Rathbun, however, alleged that the cause of death was changed because the Church of Scientology “showered gifts on the Medical Examiner’s attorney.”
And Rathbun had something to say about attorney Lee Fugate. In his sworn testimony, Rathbun stated that Fugate, a former prosecutor, was hired by he and Scientology leader David Miscavige to have illegal ex parte meetings with judges involved in the McPherson case. (“Ex parte,” means one-sided, partisan.) According to Rathbun, those extra-legal meetings, plus the liberal rewarding of “at least $30 million,” got the charges dropped and lessened the damages in the civil suit. WTSP News claimed that the story had many other twists and turns. “Stay tuned,” they said. Unfortunately, WTSP News never provided a follow–up.
(In the case of Kyle’s death, similar wrong-doing was perpetrated by personnel in the Medical Examiner’s office.

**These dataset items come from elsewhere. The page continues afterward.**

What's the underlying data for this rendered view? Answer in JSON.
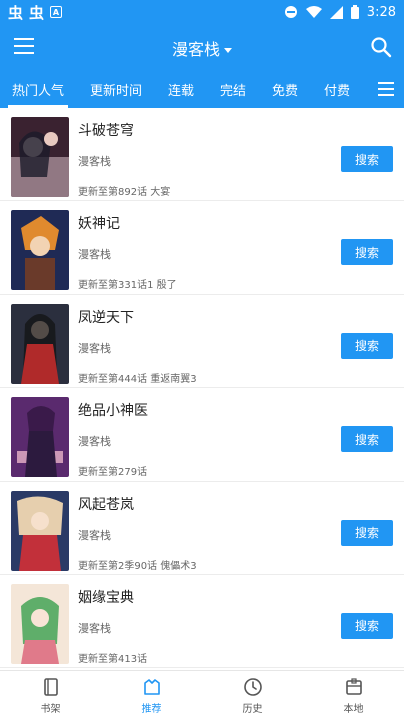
{
  "status_bar": {
    "app_icons": [
      "虫",
      "虫"
    ],
    "a_icon": "A",
    "time": "3:28"
  },
  "app_bar": {
    "title": "漫客栈"
  },
  "tabs": [
    {
      "label": "热门人气",
      "active": true
    },
    {
      "label": "更新时间",
      "active": false
    },
    {
      "label": "连载",
      "active": false
    },
    {
      "label": "完结",
      "active": false
    },
    {
      "label": "免费",
      "active": false
    },
    {
      "label": "付费",
      "active": false
    }
  ],
  "comics": [
    {
      "name": "斗破苍穹",
      "source": "漫客栈",
      "update": "更新至第892话 大宴",
      "button": "搜索",
      "cover_colors": [
        "#3a2230",
        "#d9c0c8"
      ]
    },
    {
      "name": "妖神记",
      "source": "漫客栈",
      "update": "更新至第331话1 殷了",
      "button": "搜索",
      "cover_colors": [
        "#1f2a55",
        "#e08a2e"
      ]
    },
    {
      "name": "凤逆天下",
      "source": "漫客栈",
      "update": "更新至第444话 重返南翼3",
      "button": "搜索",
      "cover_colors": [
        "#2b2f3e",
        "#c8b89a"
      ]
    },
    {
      "name": "绝品小神医",
      "source": "漫客栈",
      "update": "更新至第279话",
      "button": "搜索",
      "cover_colors": [
        "#5a2a6e",
        "#e8b4c8"
      ]
    },
    {
      "name": "风起苍岚",
      "source": "漫客栈",
      "update": "更新至第2季90话 傀儡术3",
      "button": "搜索",
      "cover_colors": [
        "#2a3a66",
        "#e6cfae"
      ]
    },
    {
      "name": "姻缘宝典",
      "source": "漫客栈",
      "update": "更新至第413话",
      "button": "搜索",
      "cover_colors": [
        "#f4e6d8",
        "#5fae6a"
      ]
    }
  ],
  "bottom_nav": [
    {
      "label": "书架",
      "icon": "bookshelf-icon",
      "active": false
    },
    {
      "label": "推荐",
      "icon": "recommend-icon",
      "active": true
    },
    {
      "label": "历史",
      "icon": "clock-icon",
      "active": false
    },
    {
      "label": "本地",
      "icon": "local-storage-icon",
      "active": false
    }
  ],
  "colors": {
    "primary": "#2196F3",
    "text": "#222222",
    "secondary_text": "#666666"
  }
}
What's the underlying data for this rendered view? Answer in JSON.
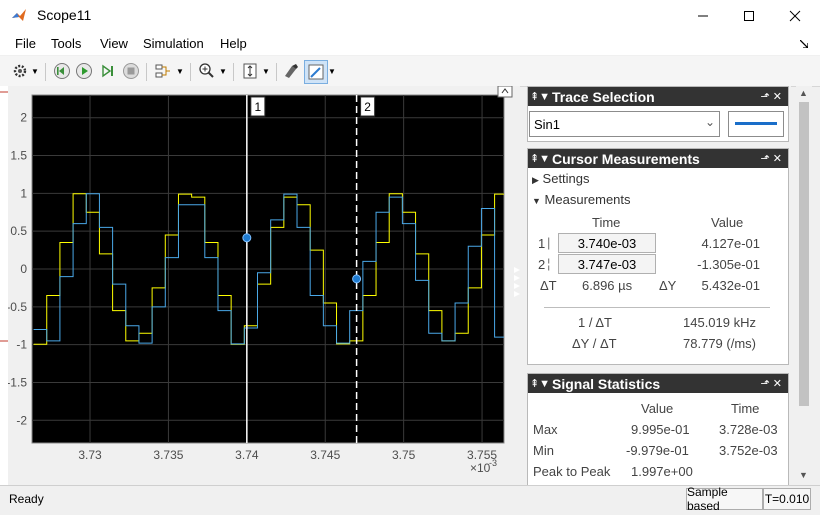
{
  "window": {
    "title": "Scope11"
  },
  "menu": [
    "File",
    "Tools",
    "View",
    "Simulation",
    "Help"
  ],
  "plot": {
    "y_ticks": [
      "2",
      "1.5",
      "1",
      "0.5",
      "0",
      "-0.5",
      "-1",
      "-1.5",
      "-2"
    ],
    "x_ticks": [
      "3.73",
      "3.735",
      "3.74",
      "3.745",
      "3.75",
      "3.755"
    ],
    "x_exponent": "×10",
    "x_exponent_power": "-3",
    "cursor1_label": "1",
    "cursor2_label": "2"
  },
  "chart_data": {
    "type": "line",
    "xlim": [
      0.0037263,
      0.0037564
    ],
    "ylim": [
      -2.3,
      2.3
    ],
    "grid": true,
    "cursors": [
      0.00374,
      0.003747
    ],
    "series": [
      {
        "color": "#ffff00",
        "x": [
          0.0037264,
          0.00372724,
          0.00372808,
          0.00372892,
          0.00372976,
          0.0037306,
          0.00373144,
          0.00373228,
          0.00373312,
          0.00373396,
          0.0037348,
          0.00373564,
          0.00373648,
          0.00373732,
          0.00373816,
          0.003739,
          0.00373984,
          0.00374068,
          0.00374152,
          0.00374236,
          0.0037432,
          0.00374404,
          0.00374488,
          0.00374572,
          0.00374656,
          0.0037474,
          0.00374824,
          0.00374908,
          0.00374992,
          0.00375076,
          0.0037516,
          0.00375244,
          0.00375328,
          0.00375412,
          0.00375496,
          0.0037558
        ],
        "y": [
          -0.995,
          -0.35,
          0.35,
          0.995,
          0.75,
          0.2,
          -0.55,
          -0.95,
          -0.85,
          -0.25,
          0.45,
          0.99,
          0.95,
          0.35,
          -0.35,
          -0.995,
          -0.75,
          -0.2,
          0.55,
          0.95,
          0.85,
          0.25,
          -0.45,
          -0.99,
          -0.95,
          -0.35,
          0.35,
          0.995,
          0.75,
          0.2,
          -0.55,
          -0.95,
          -0.85,
          -0.25,
          0.45,
          0.99
        ]
      },
      {
        "color": "#4aa8e8",
        "x": [
          0.0037264,
          0.00372724,
          0.00372808,
          0.00372892,
          0.00372976,
          0.0037306,
          0.00373144,
          0.00373228,
          0.00373312,
          0.00373396,
          0.0037348,
          0.00373564,
          0.00373648,
          0.00373732,
          0.00373816,
          0.003739,
          0.00373984,
          0.00374068,
          0.00374152,
          0.00374236,
          0.0037432,
          0.00374404,
          0.00374488,
          0.00374572,
          0.00374656,
          0.0037474,
          0.00374824,
          0.00374908,
          0.00374992,
          0.00375076,
          0.0037516,
          0.00375244,
          0.00375328,
          0.00375412,
          0.00375496,
          0.0037558
        ],
        "y": [
          -0.8,
          -0.95,
          -0.1,
          0.6,
          0.995,
          0.55,
          -0.2,
          -0.75,
          -0.98,
          -0.5,
          0.15,
          0.85,
          0.85,
          0.15,
          -0.55,
          -0.99,
          -0.78,
          -0.05,
          0.65,
          0.99,
          0.55,
          -0.35,
          -0.75,
          -0.98,
          -0.55,
          0.1,
          0.75,
          0.95,
          0.6,
          -0.15,
          -0.85,
          -0.95,
          -0.45,
          0.3,
          0.8,
          -0.9
        ]
      }
    ]
  },
  "trace_selection": {
    "header": "Trace Selection",
    "selected": "Sin1"
  },
  "cursor_measurements": {
    "header": "Cursor Measurements",
    "settings_label": "Settings",
    "measurements_label": "Measurements",
    "col_time": "Time",
    "col_value": "Value",
    "row1_label": "1",
    "row1_time": "3.740e-03",
    "row1_value": "4.127e-01",
    "row2_label": "2",
    "row2_time": "3.747e-03",
    "row2_value": "-1.305e-01",
    "dt_label": "ΔT",
    "dt_value": "6.896 µs",
    "dy_label": "ΔY",
    "dy_value": "5.432e-01",
    "inv_dt_label": "1 / ΔT",
    "inv_dt_value": "145.019 kHz",
    "dy_dt_label": "ΔY / ΔT",
    "dy_dt_value": "78.779 (/ms)"
  },
  "signal_statistics": {
    "header": "Signal Statistics",
    "col_value": "Value",
    "col_time": "Time",
    "rows": [
      {
        "label": "Max",
        "value": "9.995e-01",
        "time": "3.728e-03"
      },
      {
        "label": "Min",
        "value": "-9.979e-01",
        "time": "3.752e-03"
      },
      {
        "label": "Peak to Peak",
        "value": "1.997e+00",
        "time": ""
      }
    ]
  },
  "status": {
    "left": "Ready",
    "mode": "Sample based",
    "time": "T=0.010"
  }
}
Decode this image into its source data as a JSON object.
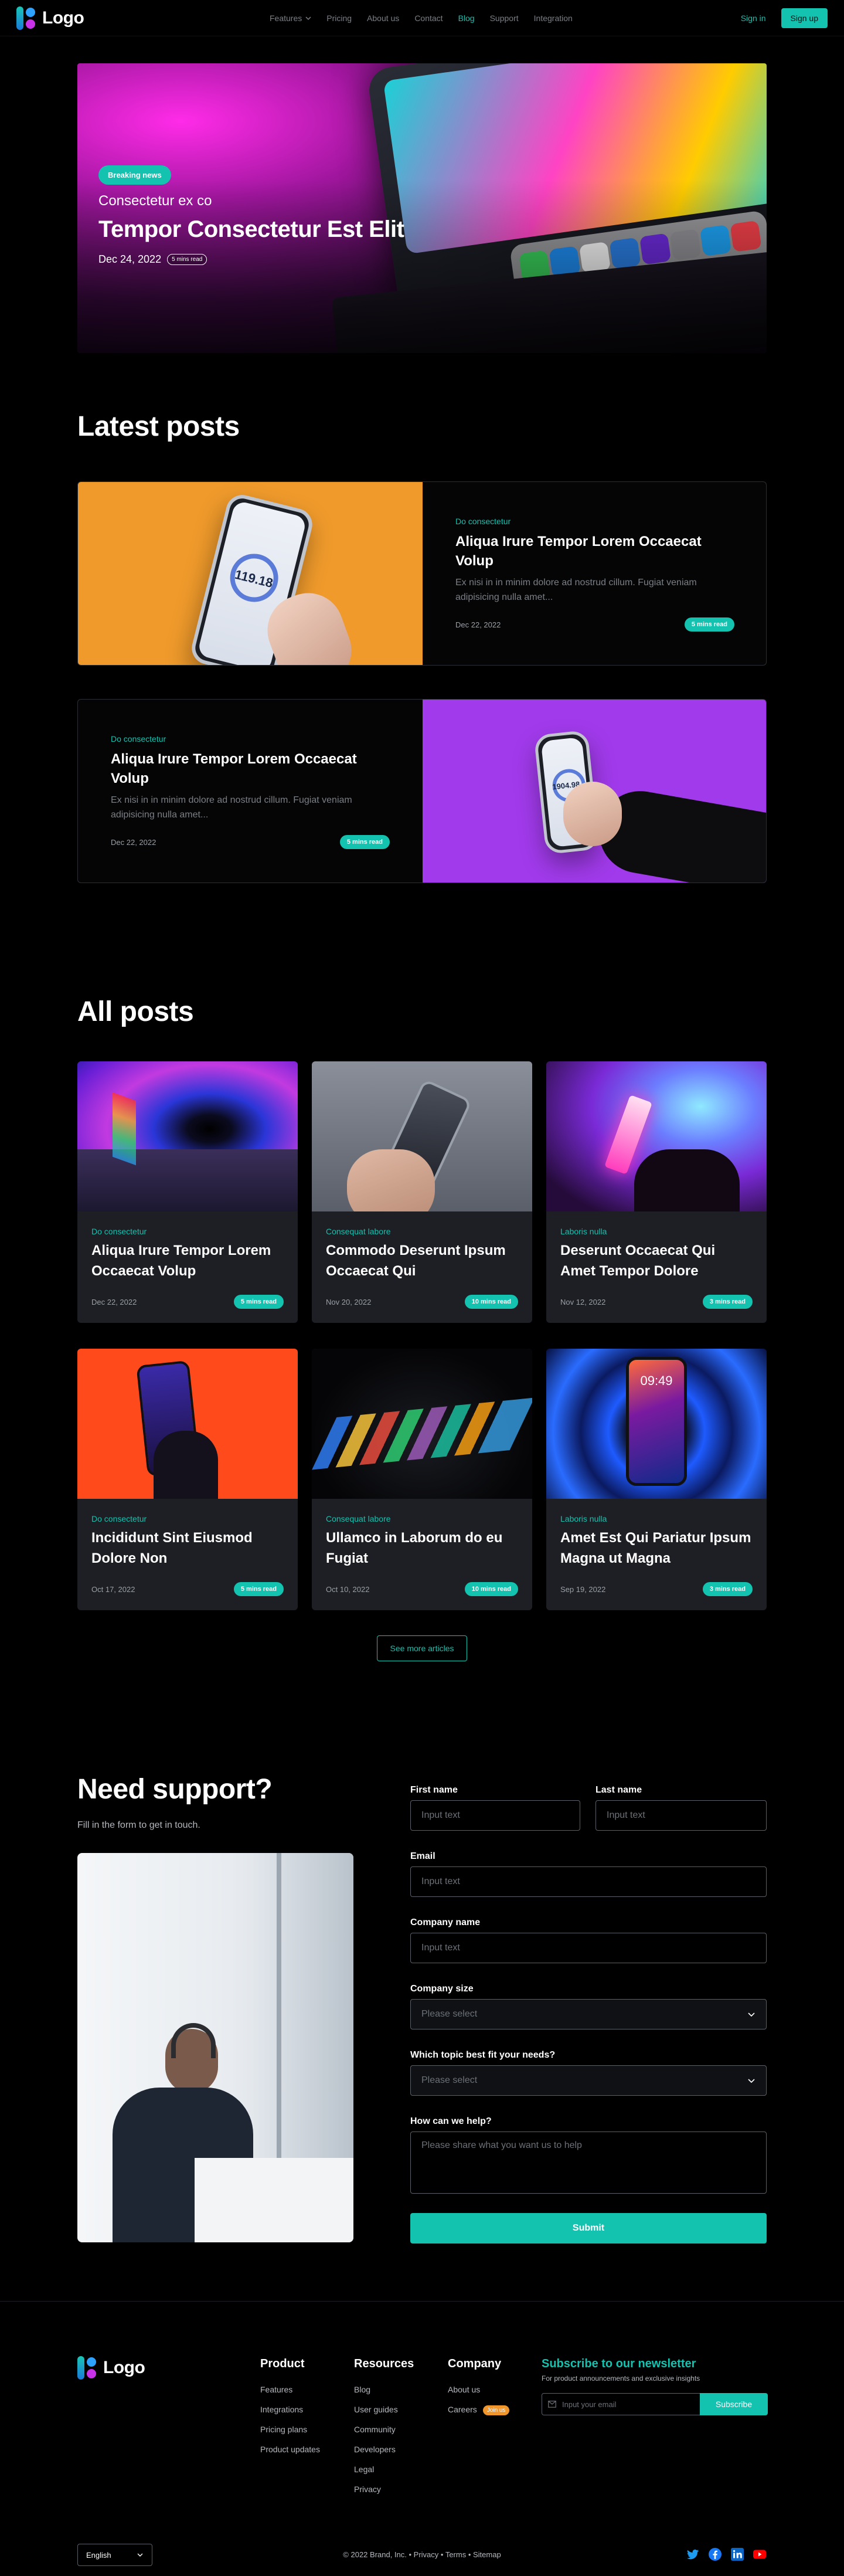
{
  "colors": {
    "accent": "#14C2B0",
    "background": "#000000",
    "card": "#1D1F24",
    "hiring": "#F0962C"
  },
  "nav": {
    "logo": "Logo",
    "links": [
      "Features",
      "Pricing",
      "About us",
      "Contact",
      "Blog",
      "Support",
      "Integration"
    ],
    "active_link": "Blog",
    "signin": "Sign in",
    "signup": "Sign up"
  },
  "hero": {
    "badge": "Breaking news",
    "subtitle": "Consectetur ex co",
    "title": "Tempor Consectetur Est Elit",
    "date": "Dec 24, 2022",
    "read_time": "5 mins read"
  },
  "latest": {
    "title": "Latest posts",
    "posts": [
      {
        "category": "Do consectetur",
        "title": "Aliqua Irure Tempor Lorem Occaecat Volup",
        "excerpt": "Ex nisi in in minim dolore ad nostrud cillum. Fugiat veniam adipisicing nulla amet...",
        "date": "Dec 22, 2022",
        "read_time": "5 mins read",
        "phone_reading": "119.18"
      },
      {
        "category": "Do consectetur",
        "title": "Aliqua Irure Tempor Lorem Occaecat Volup",
        "excerpt": "Ex nisi in in minim dolore ad nostrud cillum. Fugiat veniam adipisicing nulla amet...",
        "date": "Dec 22, 2022",
        "read_time": "5 mins read",
        "phone_reading": "1904.98"
      }
    ]
  },
  "all_posts": {
    "title": "All posts",
    "posts": [
      {
        "category": "Do consectetur",
        "title": "Aliqua Irure Tempor Lorem Occaecat Volup",
        "date": "Dec 22, 2022",
        "read_time": "5 mins read"
      },
      {
        "category": "Consequat labore",
        "title": "Commodo Deserunt Ipsum Occaecat Qui",
        "date": "Nov 20, 2022",
        "read_time": "10 mins read"
      },
      {
        "category": "Laboris nulla",
        "title": "Deserunt Occaecat Qui Amet Tempor Dolore",
        "date": "Nov 12, 2022",
        "read_time": "3 mins read"
      },
      {
        "category": "Do consectetur",
        "title": "Incididunt Sint Eiusmod Dolore Non",
        "date": "Oct 17, 2022",
        "read_time": "5 mins read"
      },
      {
        "category": "Consequat labore",
        "title": "Ullamco in Laborum do eu Fugiat",
        "date": "Oct 10, 2022",
        "read_time": "10 mins read"
      },
      {
        "category": "Laboris nulla",
        "title": "Amet Est Qui Pariatur Ipsum Magna ut Magna",
        "date": "Sep 19, 2022",
        "read_time": "3 mins read",
        "phone_time": "09:49"
      }
    ],
    "see_more": "See more articles"
  },
  "support": {
    "title": "Need support?",
    "subtitle": "Fill in the form to get in touch.",
    "first_name_label": "First name",
    "first_name_placeholder": "Input text",
    "last_name_label": "Last name",
    "last_name_placeholder": "Input text",
    "email_label": "Email",
    "email_placeholder": "Input text",
    "company_label": "Company name",
    "company_placeholder": "Input text",
    "size_label": "Company size",
    "size_value": "Please select",
    "topic_label": "Which topic best fit your needs?",
    "topic_value": "Please select",
    "help_label": "How can we help?",
    "help_placeholder": "Please share what you want us to help",
    "submit": "Submit"
  },
  "footer": {
    "logo": "Logo",
    "product_title": "Product",
    "product_links": [
      "Features",
      "Integrations",
      "Pricing plans",
      "Product updates"
    ],
    "resources_title": "Resources",
    "resources_links": [
      "Blog",
      "User guides",
      "Community",
      "Developers",
      "Legal",
      "Privacy"
    ],
    "company_title": "Company",
    "company_links": [
      "About us",
      "Careers"
    ],
    "hiring_badge": "Join us",
    "newsletter_title": "Subscribe to our newsletter",
    "newsletter_sub": "For product announcements and exclusive insights",
    "newsletter_placeholder": "Input your email",
    "subscribe": "Subscribe",
    "language": "English",
    "copyright": "© 2022 Brand, Inc. • Privacy • Terms • Sitemap",
    "socials": [
      "twitter-icon",
      "facebook-icon",
      "linkedin-icon",
      "youtube-icon"
    ]
  }
}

The Medical Examiner ruled Kyle’s cause of death a suicide saying that police officials told her a suicide note had been found on his person. The police later admitted there’d been no note. And—like Detective Bohling—Medical Investigator Martha Scholl lied about having contact with Kyle’s psychiatrist, Dr. Stephen McNamara.)
During my deposition in 2010 I had an interesting exchange with Lee Fugate. Following my complaint about the pathetically poor police investigation into Kyle’s death, attorney Fugate had the gall to ask: “[W]hat investigation did you conduct [Mrs. Britton] and what did you do to preserve the findings of that investigation. . . ?” Evidently, Fugate believes that in Florida private citizens are required to conduct their own police investigations. He believes that it’s a grieving parent’s responsibility to investigate the suspicious death of their child.
In the summer of 2012 I had a highly qualified expert in the field of criminology and police procedures analyze Detective Bohling’s investigation. “It is my conclusion,” he wrote, “that the [Kyle] Brennan investigation was a farce. It is clear to me that there is some connection between the Church of Scientology and [the] Clearwater Police Department, including the relationship between Detective Bohling and the [Church of Scientology], and that this investigation is replete with conflicts of interest and mishandled investigative procedures.”
In perfect lock-step with L. Ron Hubbard’s teachings, this is how the rule of law is contorted by Scientology’s lead counsellors. This is how the morally bereft and aggressively litigious Church of Scientology continuously manages to get its way legally, even when it appears that its opponents have strong cases. Lying, victim-blaming, obstructing justice–it appears that any tactic is perfectly acceptable in the defense of the Church of Scientology.